福島第一原発の事故後、知人の勧めで小林公吉著の「原子力と人間 闇を生む光」を読んだ。著者は26年間高校教師として物理を教えた経験を生かし、退職後にこの本の執筆に取り組んだ。ICU図書館で所蔵しているこの本の発行は2005年11月(第1刷)である。5人の登場人物の対話形式で、初学者にもわかりやすい原子力の解説書となっている。
福島第一原発の事故が収束していない現在、不安を煽らないよう配慮されたマスコミの解説が見られる一方で、一部の週刊誌などには原発の恐ろしさや放射能汚染について扇情的な見出しが並んでいる。この本には原子炉の構造など設備関係の記述はないが、原子力・原子力事故・放射線について詳しく丁寧な説明がされているので、一般の人が原子力の本質を知ることができる。

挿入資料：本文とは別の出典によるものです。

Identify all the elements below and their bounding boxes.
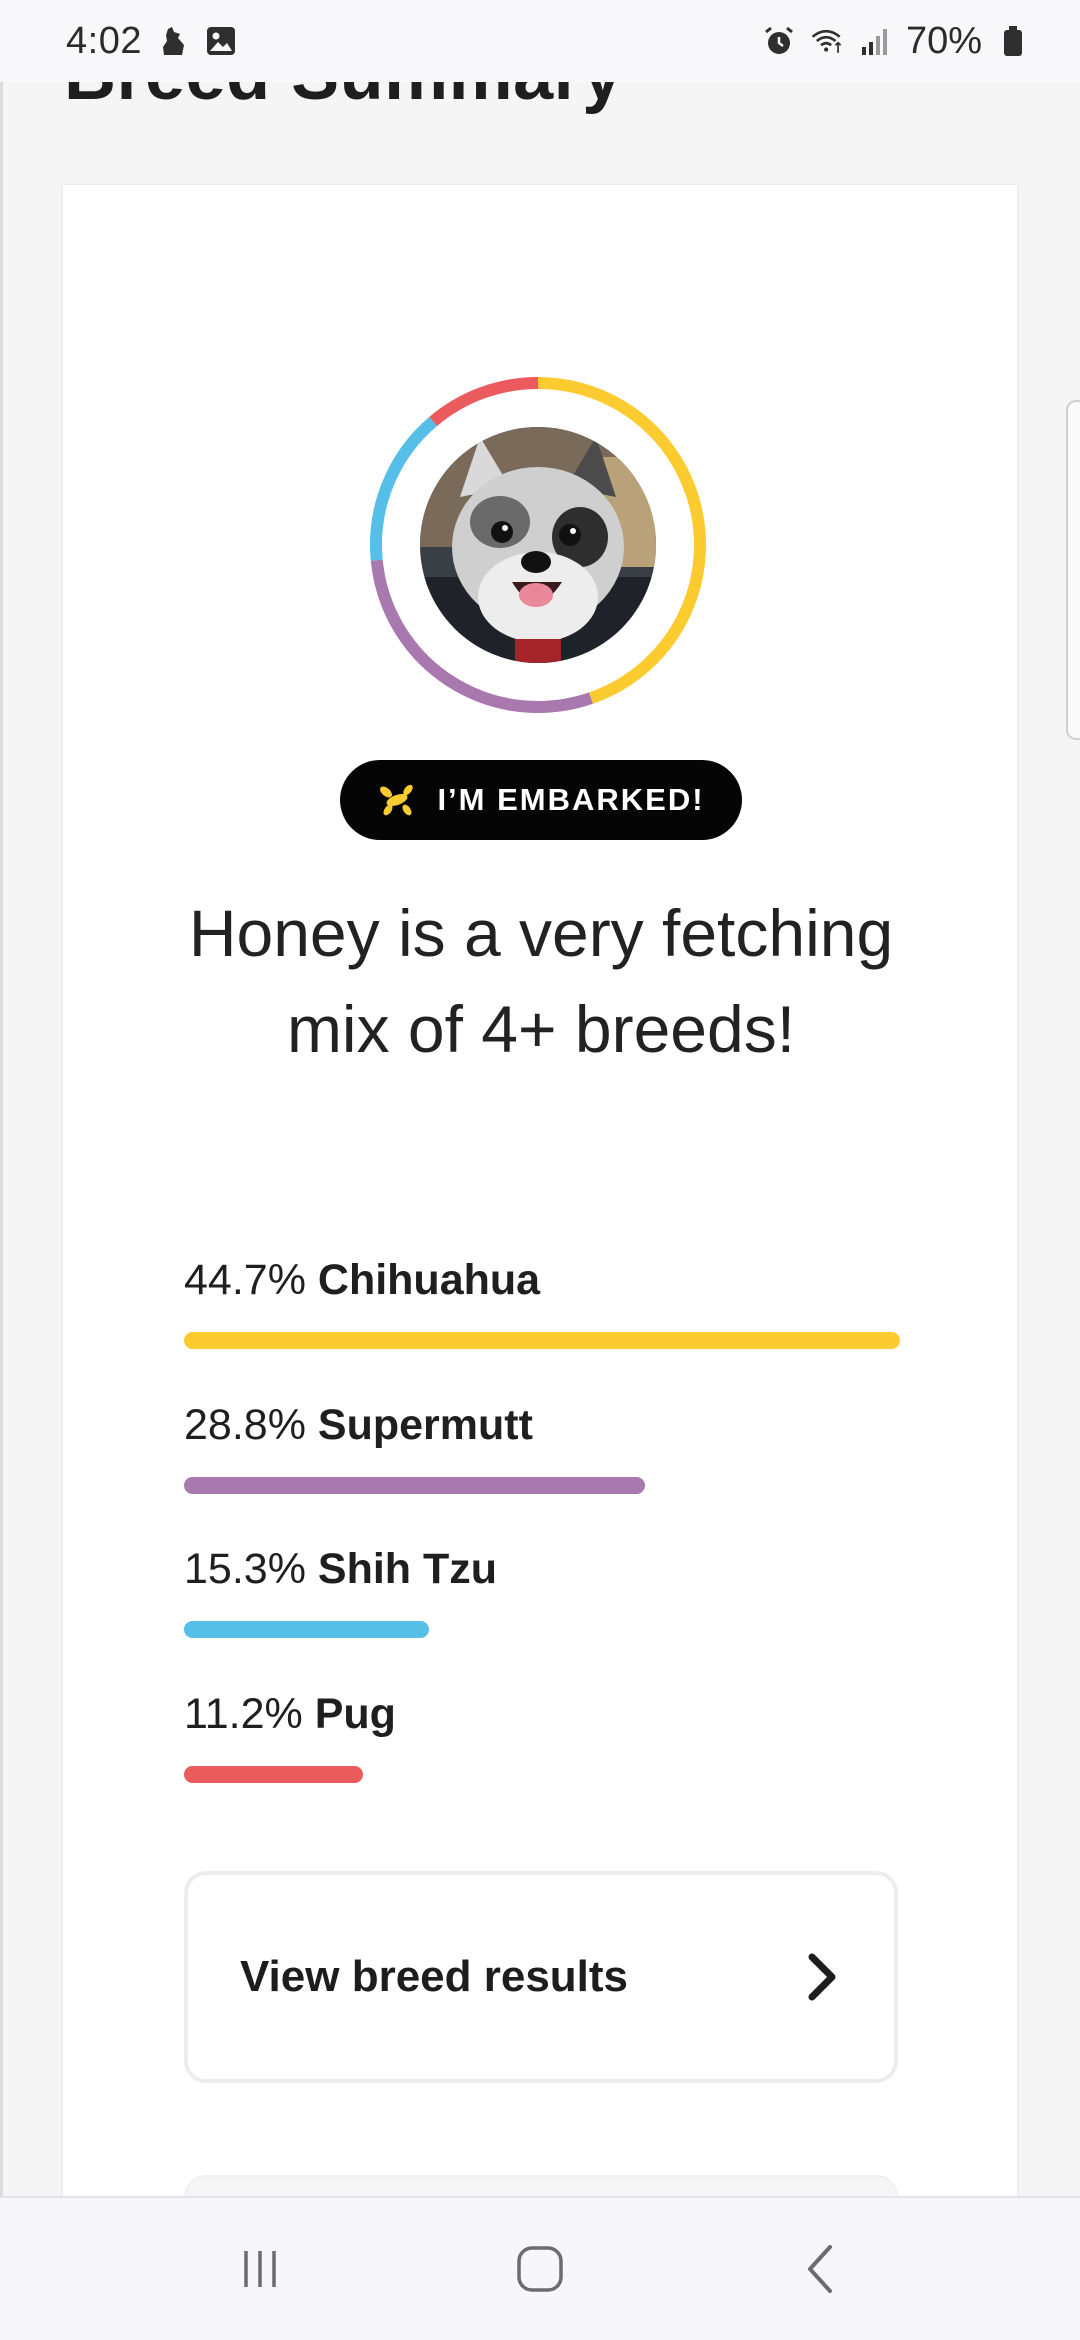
breed-bar [184, 1766, 363, 1783]
view-breed-results-button[interactable]: View breed results [184, 1871, 898, 2083]
back-icon [800, 2241, 840, 2297]
ring-segment-pug [429, 377, 539, 427]
breed-bar [184, 1332, 900, 1349]
breed-row-shih-tzu: 15.3% Shih Tzu [184, 1539, 904, 1638]
balloon-dog-icon [377, 783, 417, 817]
signal-icon [858, 24, 892, 58]
breed-label: 15.3% Shih Tzu [184, 1539, 904, 1599]
breed-name: Shih Tzu [317, 1545, 498, 1593]
wifi-icon [810, 24, 844, 58]
breed-percentage: 44.7% [184, 1256, 306, 1304]
breed-mix-headline: Honey is a very fetching mix of 4+ breed… [188, 896, 894, 1066]
recent-apps-button[interactable] [215, 2224, 305, 2314]
screen: 4:02 70% Breed Summary [0, 0, 1080, 2340]
home-button[interactable] [495, 2224, 585, 2314]
gallery-icon [204, 24, 238, 58]
alarm-icon [762, 24, 796, 58]
breed-name: Supermutt [317, 1401, 533, 1449]
dog-photo [420, 427, 656, 663]
dog-notification-icon [156, 24, 190, 58]
battery-percent: 70% [905, 19, 982, 62]
page-edge-divider [0, 82, 3, 2202]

表紙には「1990年の生活レベルに戻して原子力のない暮らしをしましょう」と書かれている。1990年と言えばバブル景気、学生の皆さんが生まれた頃かその少し前。著者によると1990年以降の日本のエネルギー使用量の増加分は、現在の暮らしを少し引き締めることでカバーできるという。電力の35%が原子力によるというのは火力発電を休ませ原子力を優先した結果であり、実際の発電能力は原子力を除いても余裕があるとも述べている。自然エネルギーによる発電のデメリットを原発維持の現実的な理由に挙げる人もいるが、著者の主張は明快である。
2011年4月、NHKや新聞社が原子力発電の今後に対する世論調査を行った。学生の皆さんは結果についてどんな印象を持ったのだろうか。いずれの調査結果も「原発を増やすべき」と「現状維持すべき」の合計が「減らすべき」と「廃止すべき」の合計よりも幾分多かった。意見・感想は色々あると思うが、大雑把に言えばまさに世論を二分している。
原発からの脱却には、地域格差のある経済、政治や発電に関わる利権など問題も多い。厳しい現実を認識しながらも、我々が将来どのような社会を目指したいのかという視点が重要だと考えさせられた。学生の皆さんにも原子力について考えるきっかけになればと思い、この本を紹介する。